Dead Hand System, Project Darwin (Independent)

Last year, Dead Hand System circulated demo versions of Project Darwin. Recently, they finished re-recording more fully realized versions of their noisy, strangely beautiful psychedelia. The new version still shows the influence of My Bloody Valentine in its feedback and guitar textures, but techno aesthetics have also rubbed off, giving the pieces an industrial rumble that is intermittently danceable.

Typical of the album is “formula,” which begins with a bed of found, treated sound—a street scene, maybe, but the sound has been through too many processors by now to be recognizable—over which a melody line snakes, but it isn’t clear that it’s being played on Nigel Wiesehan’s guitar, though it is. It sounds like a keyboard except for the feedback moments that give the origin away. Their prog-rock background can be heard in the simulated mellotron, while Doug Idleman bass rumbles menacingly underneath. Four minutes into the instrumental track, Marcus London starts a pounding, faux-tribal drum pattern amid a hailstorm of melodic feedback fragments, and the piece then moves with metal density and—once again—prog stateliness to the fade. It isn’t everyone’s flavor, but it’s very attractive in its way.

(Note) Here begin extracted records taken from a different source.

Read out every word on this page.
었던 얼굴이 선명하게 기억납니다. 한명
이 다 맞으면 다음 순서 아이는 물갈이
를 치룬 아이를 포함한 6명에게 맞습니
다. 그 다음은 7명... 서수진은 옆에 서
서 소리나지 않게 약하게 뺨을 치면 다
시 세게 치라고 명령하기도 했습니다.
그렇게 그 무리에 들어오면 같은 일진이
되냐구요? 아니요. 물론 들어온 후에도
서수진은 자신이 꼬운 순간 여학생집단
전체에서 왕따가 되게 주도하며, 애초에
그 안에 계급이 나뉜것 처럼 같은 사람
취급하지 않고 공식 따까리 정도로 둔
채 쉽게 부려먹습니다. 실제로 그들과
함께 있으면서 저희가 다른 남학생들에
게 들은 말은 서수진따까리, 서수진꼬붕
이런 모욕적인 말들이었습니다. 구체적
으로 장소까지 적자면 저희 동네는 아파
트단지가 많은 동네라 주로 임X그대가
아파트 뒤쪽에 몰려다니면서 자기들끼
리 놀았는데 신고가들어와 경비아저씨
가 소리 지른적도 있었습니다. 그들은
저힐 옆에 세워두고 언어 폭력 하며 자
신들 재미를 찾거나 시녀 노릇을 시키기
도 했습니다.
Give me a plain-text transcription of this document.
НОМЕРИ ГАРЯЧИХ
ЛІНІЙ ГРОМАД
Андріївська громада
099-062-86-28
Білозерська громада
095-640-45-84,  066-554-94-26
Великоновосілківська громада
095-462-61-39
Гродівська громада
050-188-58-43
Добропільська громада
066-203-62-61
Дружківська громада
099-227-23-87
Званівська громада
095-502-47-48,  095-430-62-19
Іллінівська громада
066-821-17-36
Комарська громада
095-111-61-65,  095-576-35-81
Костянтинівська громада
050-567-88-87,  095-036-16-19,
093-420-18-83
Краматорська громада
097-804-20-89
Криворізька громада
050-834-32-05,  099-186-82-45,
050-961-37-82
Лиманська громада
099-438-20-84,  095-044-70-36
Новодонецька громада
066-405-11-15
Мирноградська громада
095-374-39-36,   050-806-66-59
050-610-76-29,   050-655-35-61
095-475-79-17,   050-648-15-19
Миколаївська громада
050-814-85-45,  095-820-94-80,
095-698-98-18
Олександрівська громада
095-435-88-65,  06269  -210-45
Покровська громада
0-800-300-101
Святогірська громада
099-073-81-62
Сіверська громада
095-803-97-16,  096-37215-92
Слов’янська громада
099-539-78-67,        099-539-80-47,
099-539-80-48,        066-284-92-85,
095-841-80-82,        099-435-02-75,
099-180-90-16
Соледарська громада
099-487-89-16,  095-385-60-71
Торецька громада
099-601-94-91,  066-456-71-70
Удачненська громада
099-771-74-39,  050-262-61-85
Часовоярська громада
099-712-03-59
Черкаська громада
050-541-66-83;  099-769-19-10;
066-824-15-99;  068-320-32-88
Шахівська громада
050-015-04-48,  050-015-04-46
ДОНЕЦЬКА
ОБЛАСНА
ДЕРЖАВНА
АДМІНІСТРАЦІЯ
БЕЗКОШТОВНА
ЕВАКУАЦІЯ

This version of Project Darwin closes a chapter for Dead Hand System in that they will no longer be an all-instrumental band. New vocalist James Watson can be heard on “Founder,” the final track, which is promising but suffers from a quiet vocal mix. The disc also features two live tracks recorded at the Howlin’ Wolf that demonstrate the band can be really heavy, but since there are better-sounding versions of the same songs on the disc, it’s unlikely you’ll listen to them more than once or twice.